You’ve probably heard the phrase marry the house, date the rate. But if not, that was basically an argument for buying a house if you wanted one and hoping to refinance it sooner rather than later to get a better rate.

In other words, the house is conservative, but the mortgage is disposable. This didn’t work well in early 2022, as mortgage rates nearly tripled from 3% to 8% by the end of 2023, but it has worked recently.

By ICEthe average homeowner who requested a rate and term refinance reduced their mortgage rate by more than one percentage point in September (-1.07%) and October (-1.17%).

This resulted in monthly savings of $310 and $320 respectively, which is a pretty compelling reason to refinance.

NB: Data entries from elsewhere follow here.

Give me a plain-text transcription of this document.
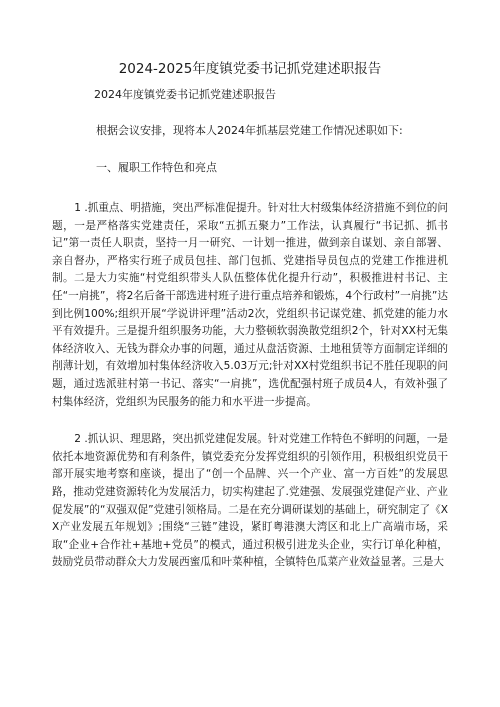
2024-2025年度镇党委书记抓党建述职报告

2024年度镇党委书记抓党建述职报告

根据会议安排，现将本人2024年抓基层党建工作情况述职如下:

一、履职工作特色和亮点

1 .抓重点、明措施，突出严标准促提升。针对壮大村级集体经济措施不到位的问题，一是严格落实党建责任，采取“五抓五聚力”工作法，认真履行“书记抓、抓书记”第一责任人职责，坚持一月一研究、一计划一推进，做到亲自谋划、亲自部署、亲自督办，严格实行班子成员包挂、部门包抓、党建指导员包点的党建工作推进机制。二是大力实施“村党组织带头人队伍整体优化提升行动”，积极推进村书记、主任“一肩挑”，将2名后备干部选进村班子进行重点培养和锻炼，4个行政村”一肩挑”达到比例100%;组织开展“学说讲评理”活动2次，党组织书记谋党建、抓党建的能力水平有效提升。三是提升组织服务功能，大力整顿软弱涣散党组织2个，针对XX村无集体经济收入、无钱为群众办事的问题，通过从盘活资源、土地租赁等方面制定详细的削薄计划，有效增加村集体经济收入5.03万元;针对XX村党组织书记不胜任现职的问题，通过选派驻村第一书记、落实“一肩挑”，选优配强村班子成员4人，有效补强了村集体经济，党组织为民服务的能力和水平进一步提高。

2 .抓认识、理思路，突出抓党建促发展。针对党建工作特色不鲜明的问题，一是依托本地资源优势和有利条件，镇党委充分发挥党组织的引领作用，积极组织党员干部开展实地考察和座谈，提出了“创一个品牌、兴一个产业、富一方百姓”的发展思路，推动党建资源转化为发展活力，切实构建起了.党建强、发展强党建促产业、产业促发展”的“双强双促”党建引领格局。二是在充分调研谋划的基础上，研究制定了《XX产业发展五年规划》;围绕“三链”建设，紧盯粤港澳大湾区和北上广高端市场，采取“企业+合作社+基地+党员”的模式，通过积极引进龙头企业，实行订单化种植，鼓励党员带动群众大力发展西蜜瓜和叶菜种植，全镇特色瓜菜产业效益显著。三是大
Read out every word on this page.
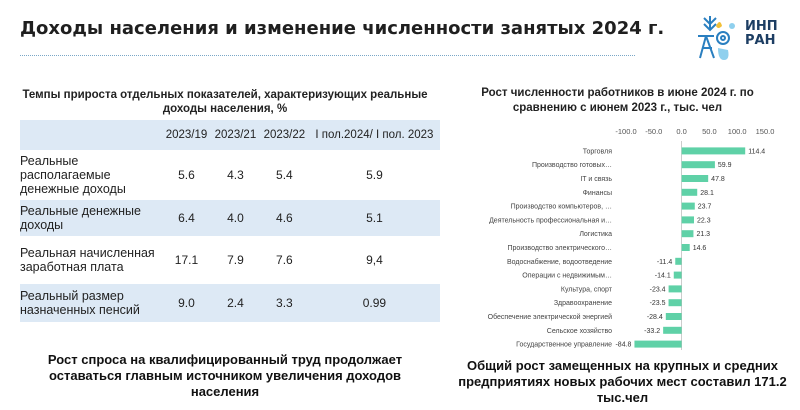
Доходы населения и изменение численности занятых 2024 г.	ИНП РАН
Темпы прироста отдельных показателей, характеризующих реальные доходы населения, %
	2023/19	2023/21	2023/22	I пол.2024/ I пол. 2023
Реальные располагаемые денежные доходы	5.6	4.3	5.4	5.9
Реальные денежные доходы	6.4	4.0	4.6	5.1
Реальная начисленная заработная плата	17.1	7.9	7.6	9,4
Реальный размер назначенных пенсий	9.0	2.4	3.3	0.99
Рост спроса на квалифицированный труд продолжает оставаться главным источником увеличения доходов населения
Рост численности работников в июне 2024 г. по сравнению с июнем 2023 г., тыс. чел
-100.0 -50.0 0.0 50.0 100.0 150.0
Торговля	114.4
Производство готовых…	59.9
IT и связь	47.8
Финансы	28.1
Производство компьютеров, …	23.7
Деятельность профессиональная и…	22.3
Логистика	21.3
Производство электрического…	14.6
Водоснабжение, водоотведение	-11.4
Операции с недвижимым…	-14.1
Культура, спорт	-23.4
Здравоохранение	-23.5
Обеспечение электрической энергией	-28.4
Сельское хозяйство	-33.2
Государственное управление -84.8
Общий рост замещенных на крупных и средних предприятиях новых рабочих мест составил 171.2 тыс.чел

At the same time, nearly a third of these borrowers were able to reduce their mortgage rates by 1.5% or more, marking one of the best refinancing rates and terms in decades.

As you can see in the chart above, the darker blue portion (which signifies a rate improvement of more than 1.5%) has surged over the past few months.

And the lighter shade of blue (1-1.49%) also skyrocketed, meaning it was a good time to shop around for a lower mortgage rate.

The reason is that the 30-year fixed rate appeared to peak at around 8% in October 2023, then fell almost two percentage points in less than a year.

This large gap has resulted in “some of the largest rate improvements we have seen in the last 20 years,” according to ICE.

In fact, this mini refi boom has only really been matched by the refi boom of 2020-2021 and the low rate environment seen in 2012/2013.

Although it was short-lived, it had a considerable impact on the borrowers who participated.

Most refinancers had only held their long position for about 15 months

refi by vintage

Have you ever thought about how long you will actually keep your mortgage?

This is an important question to ask as it can determine whether it makes sense to pay mortgage points and/or what type of home loan to choose.

After all, why opt for a 30-year fixed if you plan to sell or refinance a few years later? Why not choose an adjustable rate mortgage like a 5/6 ARM or 7/6 ARM?

Of course, there is risk if the rate isn’t fixed and the discounts aren’t always great, but it’s an important consideration to make instead of just going with the default option.

Regardless, it turns out that the mid-term refinancer only held on to their original mortgage for 15 months before refinancing.

This is the shortest tenure in nearly 20 years that ICE has been tracking the measure, which tells you that people have finally figured out when the rate strategy was adopted.

New technology encourages lenders to contact borrowers

While it seemed like borrowers were in the know, you may also be able to thank new technology for that.

Mortgage companies have become much better at reaching potential customers when mortgage rates fall.

There are automated systems that scan a loan issuer’s database daily and if rates reach a certain point, they can send a match to potential customers.

This could explain why, despite mortgage rates rising in late September, so many borrowers were still able to make significant savings.

Speaking of which, about $47 million in monthly savings was locked in by homeowners in September and October alone, before rates rebounded after the Fed’s rate cut.

I expect another refinancing boom to materialize soon if mortgage rates continue on their current downward trajectory.

And chances are borrowers and originators are ready to pounce again.